A importância das batalhas
Ligia Braga, conhecida no meio cultural como Cleópatra, participa de várias batalhas. Ela explica que o movimento hip hop modifica vidas na periferia.
“As batalhas de rima começaram nos Estados Unidos num movimento de resolver brigas entre gangues que causavam inúmeras mortes. Através das batalhas de rima diminuíram extremamente os índices de violência nessa época e o que continua até hoje. Existem inúmeros estudos acadêmicos que testaram e provaram que a juventude periférica, principalmente negra, ter acesso à arte, à cultura – especificamente do hip hop – diminui índices de criminalidade, de violência, de abuso de substâncias, de drogas, de baixa escolaridade.”
Para Lígia, as batalhas são criminalizadas justamente por serem veículos de expressão da juventude periférica, majoritariamente, negra, que está na mira do estado.
“Foi negado por muito tempo o falar, o se expressar, para certos corpos e são esses corpos que o rap atinge, através desses corpos a gente se manifesta, a gente atua e ensina as pessoas a falarem sobre o que elas sentem, sobre os sentimentos delas, sobre as emoções delas, já que o rap faz uma transformação social, psíquica, emocional e física na vida de um indivíduo – e econômica, muitas vezes”, destaca.
Lígia destaca que os principais temas discutidos em batalhas de rima são críticas sociais “de uma realidade e de vivências de corpos que sofrem por causa do estado brasileiro.”
Mc Adilsin, que começou a rimar aos 14 anos, diz que hoje, aos 20, percebe toda a mudança trazida pelo rap e pelas batalhas para sua vida.
“Nunca esperava que seria um rapper.
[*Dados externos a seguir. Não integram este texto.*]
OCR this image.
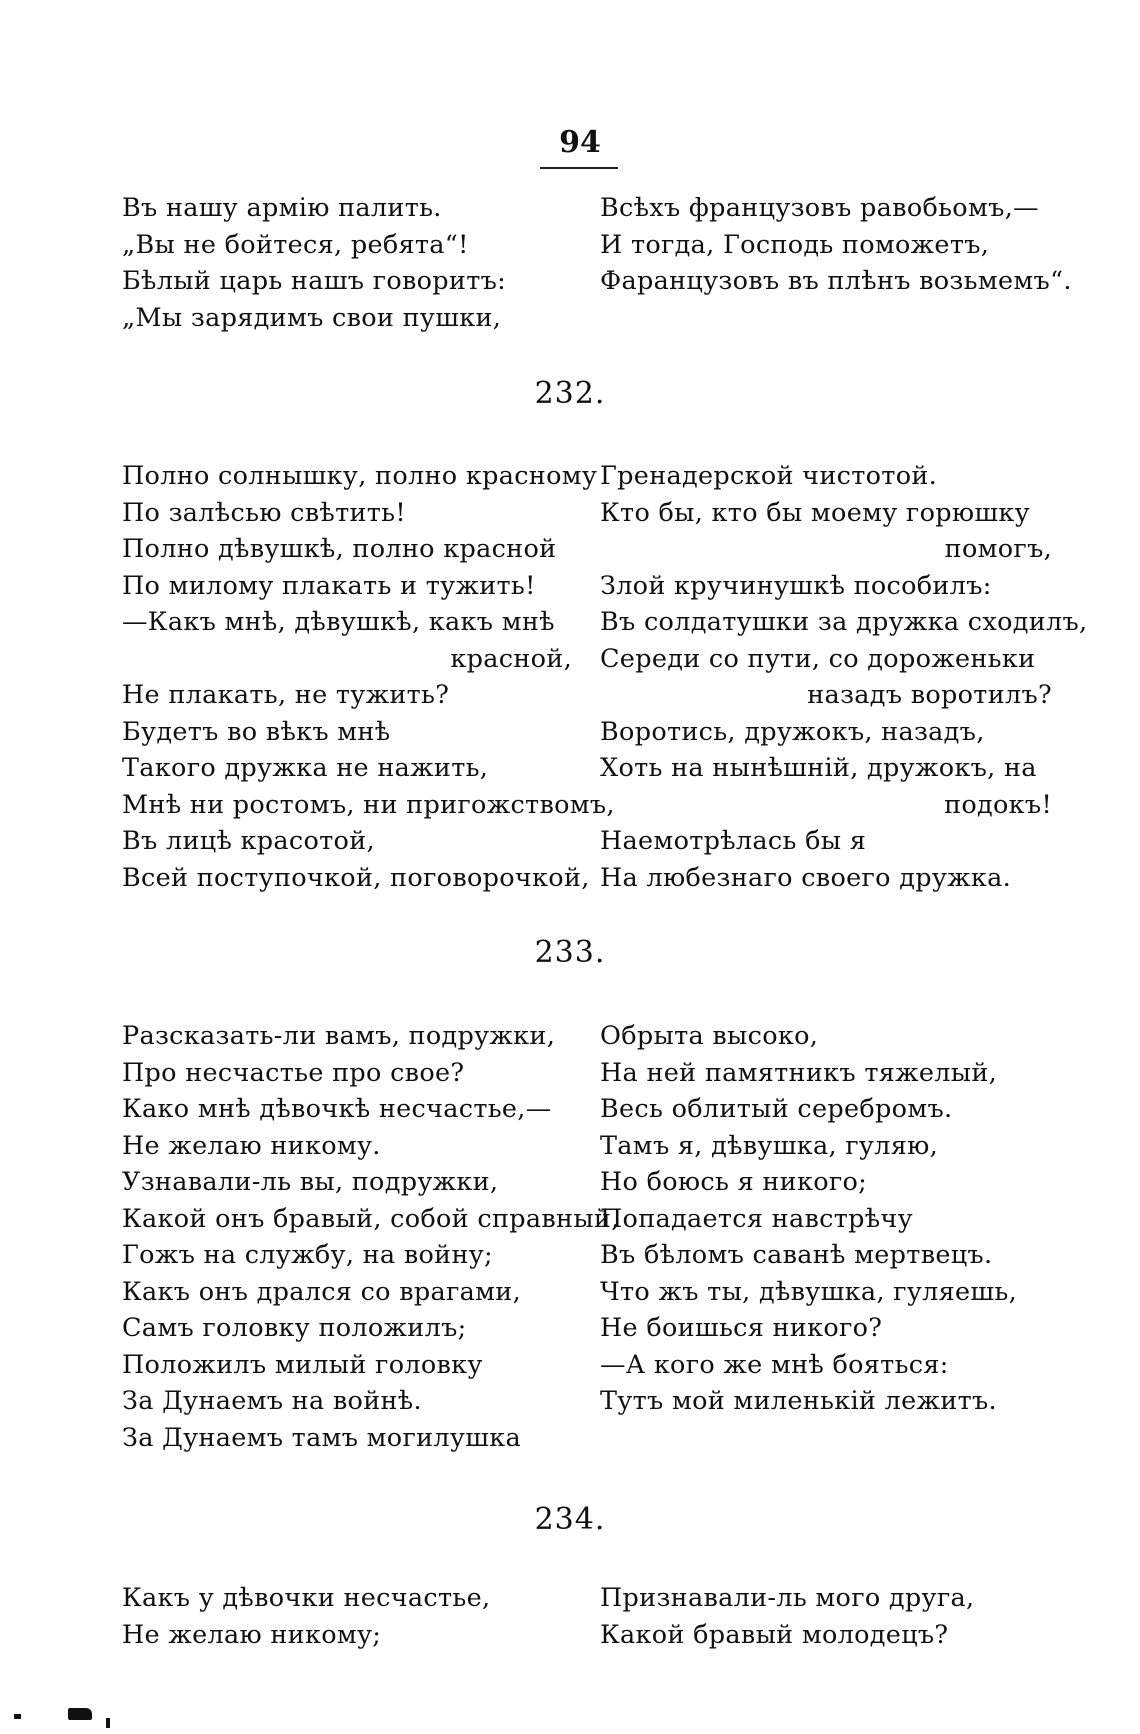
94
Въ нашу армію палить.
„Вы не бойтеся, ребята“!
Бѣлый царь нашъ говоритъ:
„Мы зарядимъ свои пушки,
Всѣхъ французовъ равобьомъ,—
И тогда, Господь поможетъ,
Фаранцузовъ въ плѣнъ возьмемъ“.
232.
Полно солнышку, полно красному
По залѣсью свѣтить!
Полно дѣвушкѣ, полно красной
По милому плакать и тужить!
—Какъ мнѣ, дѣвушкѣ, какъ мнѣ
красной,
Не плакать, не тужить?
Будетъ во вѣкъ мнѣ
Такого дружка не нажить,
Мнѣ ни ростомъ, ни пригожствомъ,
Въ лицѣ красотой,
Всей поступочкой, поговорочкой,
Гренадерской чистотой.
Кто бы, кто бы моему горюшку
помогъ,
Злой кручинушкѣ пособилъ:
Въ солдатушки за дружка сходилъ,
Середи со пути, со дороженьки
назадъ воротилъ?
Воротись, дружокъ, назадъ,
Хоть на нынѣшній, дружокъ, на
подокъ!
Наемотрѣлась бы я
На любезнаго своего дружка.
233.
Разсказать-ли вамъ, подружки,
Про несчастье про свое?
Како мнѣ дѣвочкѣ несчастье,—
Не желаю никому.
Узнавали-ль вы, подружки,
Какой онъ бравый, собой справный,
Гожъ на службу, на войну;
Какъ онъ дрался со врагами,
Самъ головку положилъ;
Положилъ милый головку
За Дунаемъ на войнѣ.
За Дунаемъ тамъ могилушка
Обрыта высоко,
На ней памятникъ тяжелый,
Весь облитый серебромъ.
Тамъ я, дѣвушка, гуляю,
Но боюсь я никого;
Попадается навстрѣчу
Въ бѣломъ саванѣ мертвецъ.
Что жъ ты, дѣвушка, гуляешь,
Не боишься никого?
—А кого же мнѣ бояться:
Тутъ мой миленькій лежитъ.
234.
Какъ у дѣвочки несчастье,
Не желаю никому;
Признавали-ль мого друга,
Какой бравый молодецъ?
O rap foi algo que apareceu, simplesmente me tornei com o tempo. Me trouxe muita perspectiva do que eu queria pra mim. Fez eu olhar pra mim, pro Adilson, saber reconhecer…comecei a explorar muita coisa dentro de mim, meus medos, minha ansiedade, e também lidar com isso. Me trouxe muito aprendizado, muitas conexões, muito conhecimento – coisas que eu às vezes não conseguia aprender muito na escola, pelo rap me trazer mais conexão. O rap me transformou, na real. Muita perspectiva do que é o mundo, a sociedade, do que eu sou”, conclui.
Batalhas podem se tornar patrimônio cultural do PR
A deputada estadual Ana Julia (PT) apresentou projeto de lei (PL 241/2023) que confere o título de patrimônio cultural do Paraná às batalhas de rima (saiba mais aqui).
Para Lígia Braga a medida, embora não solucione o problema, é de extrema importância. “É muito importante porque finalmente as pessoas estão olhando pra gente com olhar de dignidade e de valorização, uma coisa que já deveria ter acontecido há muitos e muitos anos. E mesmo com esse olhar de valorização e dignidade a gente ainda é tratado como criminoso, como violento aos olhares do estado brasileiro, da polícia militar e da guarda municipal de Londrina, da prefeitura de Londrina”.
O projeto de Ana Júlia foi aprovado em primeira votação e segue para segunda análise na Casa.